Boulogne-Billancourt (awp/afp) - Le PDG de Renault et Nissan, Carlos Ghosn, a prévenu vendredi que la forme de l'alliance entre les deux constructeurs automobiles n'évoluerait pas tant que l'Etat français resterait au capital de la firme au Losange.

Mais "le jour où l'Etat français décide de sortir (du capital), tout est ouvert. Et je peux vous dire que ça ne prendra pas beaucoup de temps", a lancé M. Ghosn lors d'une conférence avec des analystes financiers, en marge de la présentation des résultats de Renault pour 2016.

Renault et Nissan, alliés depuis 1999, sont restées deux entreprises séparées. Renault, venu au secours du Japonais alors en difficulté, détient 43,4% de son capital, tandis que ce dernier contrôle 15% de Renault.

Ce montage inédit dans le monde automobile suscite régulièrement des spéculations sur un rapprochement plus étroit, via par exemple la formation d'un groupe consolidé, d'autant plus que Nissan vient de mettre la main sur Mitsubishi.

Renault et Nissan partagent depuis 2014 les fonctions ingénierie, fabrication et logistique, achats et ressources humaines, synonymes en 2015 de 4,3 milliards d'euros de "synergies".

La question d'une modification des termes de l'alliance avait fait surface en 2015, lors d'une crise d'autant plus complexe à saisir que M. Ghosn porte les casquettes de PDG dans chacune des entreprises.

A l'origine de ces remous, la décision du gouvernement français de faire monter l'Etat de 15 à 19,7% du capital de l'ancienne Régie nationale, le 8 avril 2015. Il avait ainsi réussi à imposer l'application de la loi "Florange" qui récompense les détenteurs d'actions de long terme par l'octroi de droits de vote double, et donc à accroître son influence.
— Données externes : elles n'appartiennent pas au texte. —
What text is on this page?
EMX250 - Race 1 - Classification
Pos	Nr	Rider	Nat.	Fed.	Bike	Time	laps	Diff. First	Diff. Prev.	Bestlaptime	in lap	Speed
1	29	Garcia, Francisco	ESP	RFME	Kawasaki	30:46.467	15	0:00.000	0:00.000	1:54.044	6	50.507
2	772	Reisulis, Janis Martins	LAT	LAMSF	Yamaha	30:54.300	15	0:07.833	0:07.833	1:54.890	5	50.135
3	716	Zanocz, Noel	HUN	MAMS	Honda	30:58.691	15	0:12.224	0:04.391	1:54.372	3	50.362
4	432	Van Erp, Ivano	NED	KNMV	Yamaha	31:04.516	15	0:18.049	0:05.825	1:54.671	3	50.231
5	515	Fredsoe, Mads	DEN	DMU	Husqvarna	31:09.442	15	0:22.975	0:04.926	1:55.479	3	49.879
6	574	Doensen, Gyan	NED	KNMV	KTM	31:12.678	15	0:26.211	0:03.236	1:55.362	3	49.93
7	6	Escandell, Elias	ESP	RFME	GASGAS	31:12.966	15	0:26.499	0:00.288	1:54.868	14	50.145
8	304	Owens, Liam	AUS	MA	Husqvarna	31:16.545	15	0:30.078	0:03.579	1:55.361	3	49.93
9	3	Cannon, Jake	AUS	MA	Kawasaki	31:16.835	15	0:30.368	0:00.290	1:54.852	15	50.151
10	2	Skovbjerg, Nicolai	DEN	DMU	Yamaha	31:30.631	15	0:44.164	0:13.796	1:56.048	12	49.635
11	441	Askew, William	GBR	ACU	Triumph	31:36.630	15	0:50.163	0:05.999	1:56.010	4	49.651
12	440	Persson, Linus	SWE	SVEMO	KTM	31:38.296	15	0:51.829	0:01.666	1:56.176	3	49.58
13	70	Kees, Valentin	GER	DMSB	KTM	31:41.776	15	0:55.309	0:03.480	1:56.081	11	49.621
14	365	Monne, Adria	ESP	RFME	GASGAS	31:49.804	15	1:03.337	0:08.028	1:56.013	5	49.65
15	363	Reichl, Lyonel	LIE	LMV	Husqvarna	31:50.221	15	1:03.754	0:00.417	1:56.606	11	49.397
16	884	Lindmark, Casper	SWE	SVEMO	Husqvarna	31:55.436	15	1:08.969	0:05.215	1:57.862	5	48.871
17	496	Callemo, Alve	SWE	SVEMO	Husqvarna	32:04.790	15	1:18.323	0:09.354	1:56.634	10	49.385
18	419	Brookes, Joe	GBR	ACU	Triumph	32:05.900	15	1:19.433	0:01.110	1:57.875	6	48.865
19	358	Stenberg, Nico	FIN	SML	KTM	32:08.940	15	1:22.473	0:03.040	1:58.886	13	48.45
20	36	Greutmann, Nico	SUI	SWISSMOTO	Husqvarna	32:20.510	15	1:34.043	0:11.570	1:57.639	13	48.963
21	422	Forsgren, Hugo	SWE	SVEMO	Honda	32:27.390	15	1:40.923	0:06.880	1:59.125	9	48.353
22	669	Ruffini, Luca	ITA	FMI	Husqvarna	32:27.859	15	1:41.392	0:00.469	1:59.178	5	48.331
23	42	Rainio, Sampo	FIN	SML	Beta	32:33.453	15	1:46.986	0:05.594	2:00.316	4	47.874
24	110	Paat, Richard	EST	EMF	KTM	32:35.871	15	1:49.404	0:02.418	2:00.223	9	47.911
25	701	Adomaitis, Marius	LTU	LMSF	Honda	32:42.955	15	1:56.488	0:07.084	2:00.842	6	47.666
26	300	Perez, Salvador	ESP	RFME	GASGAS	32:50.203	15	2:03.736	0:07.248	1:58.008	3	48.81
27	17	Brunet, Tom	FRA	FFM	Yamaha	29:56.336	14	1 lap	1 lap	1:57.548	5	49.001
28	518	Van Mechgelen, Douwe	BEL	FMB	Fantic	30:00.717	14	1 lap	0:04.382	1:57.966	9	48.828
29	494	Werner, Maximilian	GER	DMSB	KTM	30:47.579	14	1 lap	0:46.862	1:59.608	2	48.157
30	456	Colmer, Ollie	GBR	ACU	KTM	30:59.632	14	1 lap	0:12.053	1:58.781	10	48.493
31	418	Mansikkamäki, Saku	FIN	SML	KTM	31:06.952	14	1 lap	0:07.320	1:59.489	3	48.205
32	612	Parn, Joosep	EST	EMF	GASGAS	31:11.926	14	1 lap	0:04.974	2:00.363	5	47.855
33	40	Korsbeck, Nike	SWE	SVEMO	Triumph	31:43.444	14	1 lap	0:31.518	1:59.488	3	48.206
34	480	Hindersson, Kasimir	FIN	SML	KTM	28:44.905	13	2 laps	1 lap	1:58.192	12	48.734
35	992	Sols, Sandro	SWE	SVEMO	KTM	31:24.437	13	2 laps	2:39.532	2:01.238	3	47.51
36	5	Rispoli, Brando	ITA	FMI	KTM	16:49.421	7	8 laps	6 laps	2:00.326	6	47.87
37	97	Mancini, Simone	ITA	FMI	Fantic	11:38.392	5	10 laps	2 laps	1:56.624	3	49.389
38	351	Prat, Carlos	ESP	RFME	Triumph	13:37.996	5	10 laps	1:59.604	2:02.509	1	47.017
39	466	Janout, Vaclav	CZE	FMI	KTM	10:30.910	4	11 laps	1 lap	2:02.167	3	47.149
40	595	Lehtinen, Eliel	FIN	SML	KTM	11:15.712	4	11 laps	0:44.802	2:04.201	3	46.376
Or, ce coup de force avait déplu à Nissan qui, réglementairement, ne jouit pas de droits de vote chez Renault bien que son activité représente aujourd'hui environ le double de celle de son partenaire.

Après huit mois de crise, Nissan et l'Etat français, les deux plus importants actionnaires de Renault, étaient parvenus fin 2015 à un "accord de stabilisation", maintenant les droits de vote double de l'Etat mais établissant un contrat prévoyant qu'ils ne seraient employés que dans des cas "exceptionnels".

"Après le feuilleton des droits de vote doubles et les négociations avec l'Etat français, Nissan a dit très clairement qu'il n'accepterait pas de modification de la structure capitalistique (de l'alliance) tant que l'Etat français resterait actionnaire de Renault", a insisté M. Ghosn vendredi.

"Les Japonais n'accepteraient jamais de faire partie d'une entité (...) où l'Etat français serait actionnaire d'actifs japonais", a-t-il mis en garde.

Lors d'une conférence de presse en milieu de matinée, vendredi, M. Ghosn a souligné qu'il s'était borné à effectuer un "rappel historique" des faits.

Face à des rumeurs de fusion pendant la crise de 2015, "Nissan avait dit (...) que ce n'était pas envisageable avec l'Etat actionnaire de Renault", a-t-il expliqué.

"Ceci étant dit, nous ne choisissons pas nos actionnaires, nous faisons avec eux, nous avons une relation aujourd'hui qui est compliquée mais constructive" avec l'Etat actionnaire, a-t-il indiqué.

Dans un rapport publié le 25 janvier, la Cour des comptes avait jugé sévèrement la politique de l'Etat actionnaire, y compris chez Renault, le président de l'instance Didier Migaud regrettant notamment que "l'Etat continue souvent de confondre tutelle et actionnariat".